Grumbach wrote a book called Laboratories against Democracy: How National Parties Transformed State Politics. And while Democratic and Republican majorities alike wield power to pass partisan priorities, Grumbach says one party has been more prone to break norms.

“We’ve really seen Republicans exploit their advantage within the bounds of the law more than Democrats have,” Grumbach says.

Republican-dominated state legislatures in other states have taken more extreme steps to penalize Democrats.

This year, there have been the moves in Tennessee and Montana. In Florida, two Democratic lawmakers were arrested protesting new abortion restrictions. And in Oklahoma, a nonbinary lawmaker was kicked off committees.

The two Tennesee Democrats interrupted a floor session with a megaphone, as they called on their colleagues to consider stronger gun laws after a mass shooting at a private Nashville elementary school.

Georgia’s House Majority Leader, Republican Chuck Efstration, says these moves in other statehouses don’t apply in Georgia.
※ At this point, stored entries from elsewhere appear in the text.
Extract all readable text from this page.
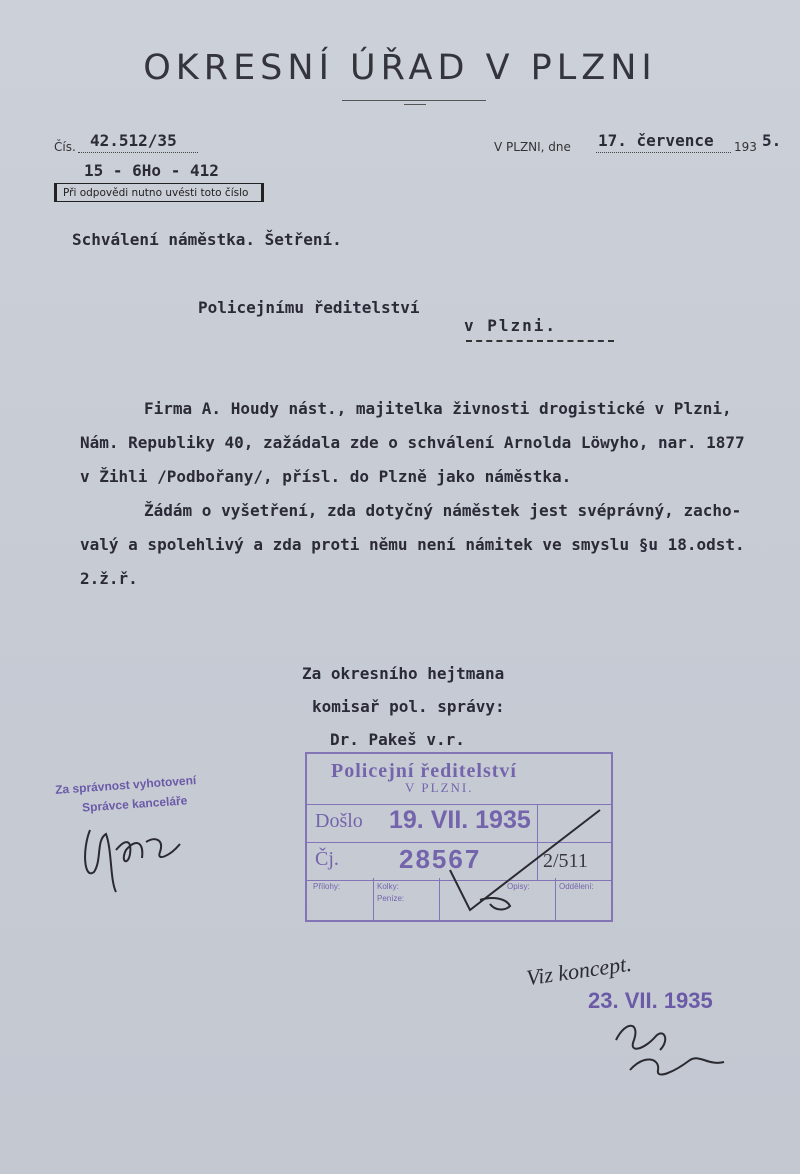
OKRESNÍ ÚŘAD V PLZNI
Čís. 42.512/35
15 - 6Ho - 412
Při odpovědi nutno uvésti toto číslo
V PLZNI, dne 17. července 193 5.
Schválení náměstka. Šetření.
Policejnímu ředitelství
v Plzni.
Firma A. Houdy nást., majitelka živnosti drogistické v Plzni,
Nám. Republiky 40, zažádala zde o schválení Arnolda Löwyho, nar. 1877
v Žihli /Podbořany/, přísl. do Plzně jako náměstka.
Žádám o vyšetření, zda dotyčný náměstek jest svéprávný, zacho-
valý a spolehlivý a zda proti němu není námitek ve smyslu §u 18.odst.
2.ž.ř.
Za okresního hejtmana
komisař pol. správy:
Dr. Pakeš v.r.
Za správnost vyhotovení
Správce kanceláře
Policejní ředitelství
V PLZNI.
Došlo 19. VII. 1935
Čj. 28567	2/511
Přílohy:	Kolky:
Peníze:
Opisy:	Oddělení:
Viz koncept.
23. VII. 1935
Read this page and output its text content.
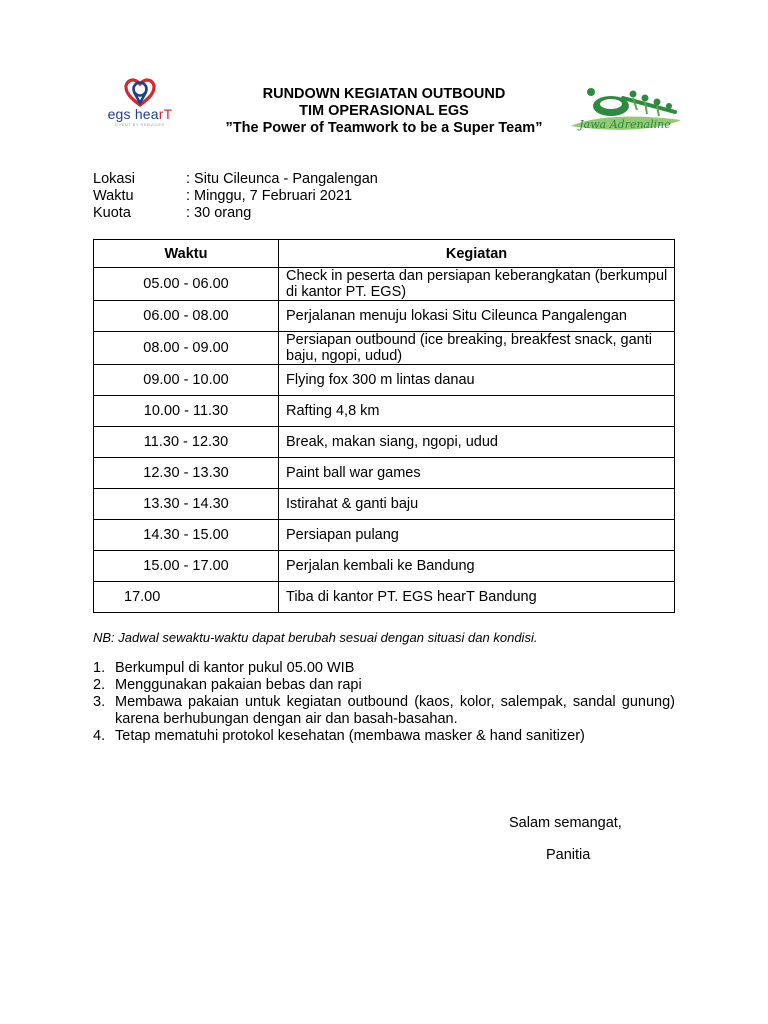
egs hearT
EVENT BY SERVICES	Jawa Adrenaline
RUNDOWN KEGIATAN OUTBOUND
TIM OPERASIONAL EGS
”The Power of Teamwork to be a Super Team”
Lokasi	: Situ Cileunca - Pangalengan
Waktu	: Minggu, 7 Februari 2021
Kuota	: 30 orang
Waktu	Kegiatan
05.00 - 06.00	Check in peserta dan persiapan keberangkatan (berkumpul di kantor PT. EGS)
06.00 - 08.00	Perjalanan menuju lokasi Situ Cileunca Pangalengan
08.00 - 09.00	Persiapan outbound (ice breaking, breakfest snack, ganti baju, ngopi, udud)
09.00 - 10.00	Flying fox 300 m lintas danau
10.00 - 11.30	Rafting 4,8 km
11.30 - 12.30	Break, makan siang, ngopi, udud
12.30 - 13.30	Paint ball war games
13.30 - 14.30	Istirahat & ganti baju
14.30 - 15.00	Persiapan pulang
15.00 - 17.00	Perjalan kembali ke Bandung
17.00	Tiba di kantor PT. EGS hearT Bandung
NB: Jadwal sewaktu-waktu dapat berubah sesuai dengan situasi dan kondisi.
1. Berkumpul di kantor pukul 05.00 WIB
2. Menggunakan pakaian bebas dan rapi
3. Membawa pakaian untuk kegiatan outbound (kaos, kolor, salempak, sandal gunung) karena berhubungan dengan air dan basah-basahan.
4. Tetap mematuhi protokol kesehatan (membawa masker & hand sanitizer)
Salam semangat,
Panitia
Plus he says Republicans don’t even have the votes to unilaterally remove a member.

But broadly, Efstration says decorum rules create space for civil discussions on thorny topics.

“The Georgia House of Representatives believes very deeply in maintaining the opportunity for respectful debate, for members to vote their conscience, vote their districts and that’s really how a legislative body ought to work,” Efstration says.

The effect on legislation

Democrats in Georgia acknowledge Tennessee may be an extreme example. But they say the majority also exploits their dominance to shove through legislation that doesn’t match the views of the state’s residents, like loosening gun laws, severely restricting abortion and making it harder to vote.

Grumbach says gerrymandering helps make this possible. In battleground Georgia last year, just five of 236 statehouse races were considered competitive in the 2022 election.

“There really has been a breakdown of the relationship between citizens’ opinions and policy at the state level,” he says.

Democratic Rep. Michelle Au sees that disconnect in Republicans’ unwillingness to consider even broadly popular proposals to strengthen Georgia’s gun laws. So much so that just getting a hearing on her bill requiring safe firearm storage around children was a big deal.

“Your choice to hear this bill is really a testament to your openness and your leadership,” Au told the Republican committee chair at the time.

Even so, the Republican leadership didn’t allow the bill to come up for a vote.